N.B. lost more than 8,000 affordable housing units in 5 years: report – New Brunswick | 24CA News
A report from a tenant advocacy group reveals that the variety of reasonably priced items in New Brunswick declined quickly from 2016 to 2021.
The New Brunswick Coalition for Tenants’ Rights launched a report Monday displaying that the variety of items priced at $750 a month and under fell by no less than 8,600 or 25 per cent over a five-year interval. In that point the variety of items renting for $1,200-$1,499 doubled and people over $1,500 tripled.
Matthew Hayes, a spokesperson for the coalition, says the numbers present that the federal government’s strategy to housing gained’t lower it.
“The numbers show that this is a systemic issue and what’s needed are rules,” he stated.

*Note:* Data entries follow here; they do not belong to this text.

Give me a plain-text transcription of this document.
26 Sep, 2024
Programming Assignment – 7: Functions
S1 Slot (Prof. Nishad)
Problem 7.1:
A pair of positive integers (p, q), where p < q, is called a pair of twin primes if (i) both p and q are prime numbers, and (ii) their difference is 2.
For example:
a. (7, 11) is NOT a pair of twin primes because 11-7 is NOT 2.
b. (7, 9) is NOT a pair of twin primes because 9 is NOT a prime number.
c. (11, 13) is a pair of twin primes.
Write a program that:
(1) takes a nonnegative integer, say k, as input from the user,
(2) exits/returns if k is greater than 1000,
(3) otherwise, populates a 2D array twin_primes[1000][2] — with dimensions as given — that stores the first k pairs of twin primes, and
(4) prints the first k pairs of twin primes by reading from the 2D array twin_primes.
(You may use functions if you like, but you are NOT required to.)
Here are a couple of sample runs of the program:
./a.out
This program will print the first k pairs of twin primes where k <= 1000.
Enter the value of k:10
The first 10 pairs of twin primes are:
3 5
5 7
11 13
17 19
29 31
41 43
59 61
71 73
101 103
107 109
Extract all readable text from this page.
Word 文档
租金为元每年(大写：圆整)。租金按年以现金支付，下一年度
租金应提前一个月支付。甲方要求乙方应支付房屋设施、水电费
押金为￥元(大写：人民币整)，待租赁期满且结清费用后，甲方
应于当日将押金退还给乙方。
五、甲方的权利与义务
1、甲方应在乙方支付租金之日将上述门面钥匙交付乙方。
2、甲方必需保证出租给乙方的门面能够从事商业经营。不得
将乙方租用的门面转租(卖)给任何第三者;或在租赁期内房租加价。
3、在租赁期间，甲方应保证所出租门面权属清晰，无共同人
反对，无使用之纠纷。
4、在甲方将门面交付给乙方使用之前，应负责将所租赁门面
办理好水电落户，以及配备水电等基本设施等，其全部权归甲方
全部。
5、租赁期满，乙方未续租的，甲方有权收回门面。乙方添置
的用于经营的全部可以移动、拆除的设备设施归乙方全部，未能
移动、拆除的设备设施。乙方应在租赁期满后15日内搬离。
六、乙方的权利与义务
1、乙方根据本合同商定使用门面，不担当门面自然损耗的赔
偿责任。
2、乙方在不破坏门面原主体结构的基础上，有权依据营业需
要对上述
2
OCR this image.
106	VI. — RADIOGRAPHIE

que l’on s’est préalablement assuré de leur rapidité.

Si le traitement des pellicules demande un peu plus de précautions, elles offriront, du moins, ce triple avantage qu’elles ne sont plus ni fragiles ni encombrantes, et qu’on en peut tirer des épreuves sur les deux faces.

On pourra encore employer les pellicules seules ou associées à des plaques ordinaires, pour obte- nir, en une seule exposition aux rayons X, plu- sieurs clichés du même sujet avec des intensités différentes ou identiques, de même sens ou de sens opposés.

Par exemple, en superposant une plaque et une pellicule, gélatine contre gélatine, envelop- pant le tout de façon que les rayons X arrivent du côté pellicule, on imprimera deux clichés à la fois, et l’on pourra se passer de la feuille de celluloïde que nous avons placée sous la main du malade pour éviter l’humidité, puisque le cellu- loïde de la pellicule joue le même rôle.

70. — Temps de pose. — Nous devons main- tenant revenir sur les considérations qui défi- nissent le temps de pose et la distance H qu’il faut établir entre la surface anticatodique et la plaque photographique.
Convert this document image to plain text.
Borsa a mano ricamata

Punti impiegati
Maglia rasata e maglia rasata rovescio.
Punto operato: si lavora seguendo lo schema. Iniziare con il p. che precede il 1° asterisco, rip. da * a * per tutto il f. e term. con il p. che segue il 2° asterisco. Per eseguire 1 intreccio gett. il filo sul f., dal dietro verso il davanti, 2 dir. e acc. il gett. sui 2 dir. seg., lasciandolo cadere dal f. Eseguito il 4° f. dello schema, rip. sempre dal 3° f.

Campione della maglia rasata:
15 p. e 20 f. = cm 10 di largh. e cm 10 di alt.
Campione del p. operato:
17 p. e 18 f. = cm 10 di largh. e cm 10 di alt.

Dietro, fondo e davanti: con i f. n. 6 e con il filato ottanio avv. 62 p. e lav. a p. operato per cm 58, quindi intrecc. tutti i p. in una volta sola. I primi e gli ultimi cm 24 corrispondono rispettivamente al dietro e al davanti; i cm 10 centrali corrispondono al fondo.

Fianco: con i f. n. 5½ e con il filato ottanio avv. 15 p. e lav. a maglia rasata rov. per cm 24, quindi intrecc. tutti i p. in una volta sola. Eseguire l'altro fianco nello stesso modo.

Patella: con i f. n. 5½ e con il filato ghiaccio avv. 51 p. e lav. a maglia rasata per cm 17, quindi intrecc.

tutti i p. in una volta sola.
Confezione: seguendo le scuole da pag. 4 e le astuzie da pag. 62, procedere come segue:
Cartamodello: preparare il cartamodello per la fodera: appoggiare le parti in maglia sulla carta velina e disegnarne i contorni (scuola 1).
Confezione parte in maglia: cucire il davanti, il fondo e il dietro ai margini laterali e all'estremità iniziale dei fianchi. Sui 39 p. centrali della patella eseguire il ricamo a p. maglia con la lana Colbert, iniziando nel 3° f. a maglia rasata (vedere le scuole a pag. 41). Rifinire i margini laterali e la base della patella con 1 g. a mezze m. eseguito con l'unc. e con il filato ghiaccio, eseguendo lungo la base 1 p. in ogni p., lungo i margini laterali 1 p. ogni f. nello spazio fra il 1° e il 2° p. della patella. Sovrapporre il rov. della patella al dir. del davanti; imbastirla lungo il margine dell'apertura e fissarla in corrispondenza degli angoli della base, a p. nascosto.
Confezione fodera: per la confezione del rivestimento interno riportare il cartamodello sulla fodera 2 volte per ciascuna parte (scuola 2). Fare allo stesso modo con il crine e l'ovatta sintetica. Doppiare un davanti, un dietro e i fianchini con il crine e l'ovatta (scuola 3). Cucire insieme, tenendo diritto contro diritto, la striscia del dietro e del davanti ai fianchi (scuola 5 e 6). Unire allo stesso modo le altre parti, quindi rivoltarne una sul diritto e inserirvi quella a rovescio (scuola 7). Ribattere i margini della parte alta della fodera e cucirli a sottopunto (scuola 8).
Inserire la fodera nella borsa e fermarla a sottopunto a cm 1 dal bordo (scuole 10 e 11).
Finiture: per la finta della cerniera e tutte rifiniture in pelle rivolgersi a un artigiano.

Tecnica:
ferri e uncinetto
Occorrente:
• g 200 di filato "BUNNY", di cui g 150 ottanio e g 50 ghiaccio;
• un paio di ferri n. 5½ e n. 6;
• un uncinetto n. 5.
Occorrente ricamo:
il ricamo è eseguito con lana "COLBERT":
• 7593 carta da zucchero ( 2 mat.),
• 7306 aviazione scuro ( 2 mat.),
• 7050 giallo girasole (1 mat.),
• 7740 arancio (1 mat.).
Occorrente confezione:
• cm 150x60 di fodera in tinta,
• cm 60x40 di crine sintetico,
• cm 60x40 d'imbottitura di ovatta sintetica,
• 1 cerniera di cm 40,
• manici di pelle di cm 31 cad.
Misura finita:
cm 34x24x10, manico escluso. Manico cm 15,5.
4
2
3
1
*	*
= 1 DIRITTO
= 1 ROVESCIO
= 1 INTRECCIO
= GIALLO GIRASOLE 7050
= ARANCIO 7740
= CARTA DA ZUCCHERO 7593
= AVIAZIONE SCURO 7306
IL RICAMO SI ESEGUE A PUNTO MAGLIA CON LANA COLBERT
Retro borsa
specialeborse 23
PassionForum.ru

The report defines reasonably priced as 30 per cent or much less of family earnings, a generally used threshold. The report discovered that there have been 25,585 renter households in New Brunswick incomes under $30,000 and 62 per cent dwell in unaffordable housing.
Hayes says the speedy improve in rental costs is being pushed by the “financialization” of the province’s housing market, the place buyers or retail funding companies purchase up rental housing, typically jacking up costs within the course of.
The province has hoped that a rise in provide will assist drive down rents over the long run, however Hayes says that the kinds of items being created don’t assist folks incomes decrease incomes.
“The higher end of the market, that supply is being met, the demand for additional supply is being met by the market,” he stated. “It’s at the lower end where no one is building new units for $750 a month, it’s not economic to do that.”

Affordable items typically take massive subsidies to create, Hayes stated, with the report estimating a price of about $250,000 to $300,000 per unit. To change the items which have graduated from an reasonably priced stage over the previous 5 years may value as much as $2.6 billion, the report says.
With that in thoughts, Hayes says the province wants to guard the reasonably priced items it already has by reinstituting the lease cap, which was echoed by ACORN protesters in Saint John on Tuesday.
“We need to keep people housed within the housing that they’re currently in. We know that there’s a shortage of affordable units in the city and across the province so rent control acts as a protective factor for tenants to stay housed,” stated Sarah Lunney, a Saint John organizer with ACORN.
Late final yr the minister accountable for housing Jill Green introduced the province wouldn’t prolong the lease cap, which was set at 3.8 per cent in 2022, citing issues that it was deterring growth. Instead, tenants can apply to the Residential Tenancies Tribunal in the event that they imagine a lease is unreasonable, which may then be unfold over the course of three years.
Green informed reporters in early December that constructing permits have been down within the yr of the lease cap over the yr earlier than. She stated there had been 104 permits issued by that time within the yr, whereas there have been 186 issued in 2021.
That’s vital, Green says, as a result of permits are a sign of future constructing exercise.

But knowledge from Statistics Canada appears fairly a bit completely different. Permits for a “multiple dwelling building” over the interval of January to October 2022 have been up barely over the identical interval in 2021, with 401 issued in comparison with 395.
The complete variety of items lined by these permits was down barely over that interval in comparison with the earlier yr, with 2,863 issued in comparison with 3,021.
Building begins, which is a measure of present building, have been up final yr over the earlier, with extra “apartment and other unit type” housing begins within the first three quarters of 2022 than within the entirety of 2021.
The province additionally introduced final yr that it’ll spend $100 million over the subsequent few years to construct 380 new public housing items.
While that building is welcome, ACORN’s provincial coordinator Nicola Taylor stated the province must do extra to guard the present items which are already reasonably priced.
“Affordable housing starts with rent control,” she stated. “So you can build all the affordable housing you want, which is great, we’re not against that, but you need rent control in order to stabilize that.”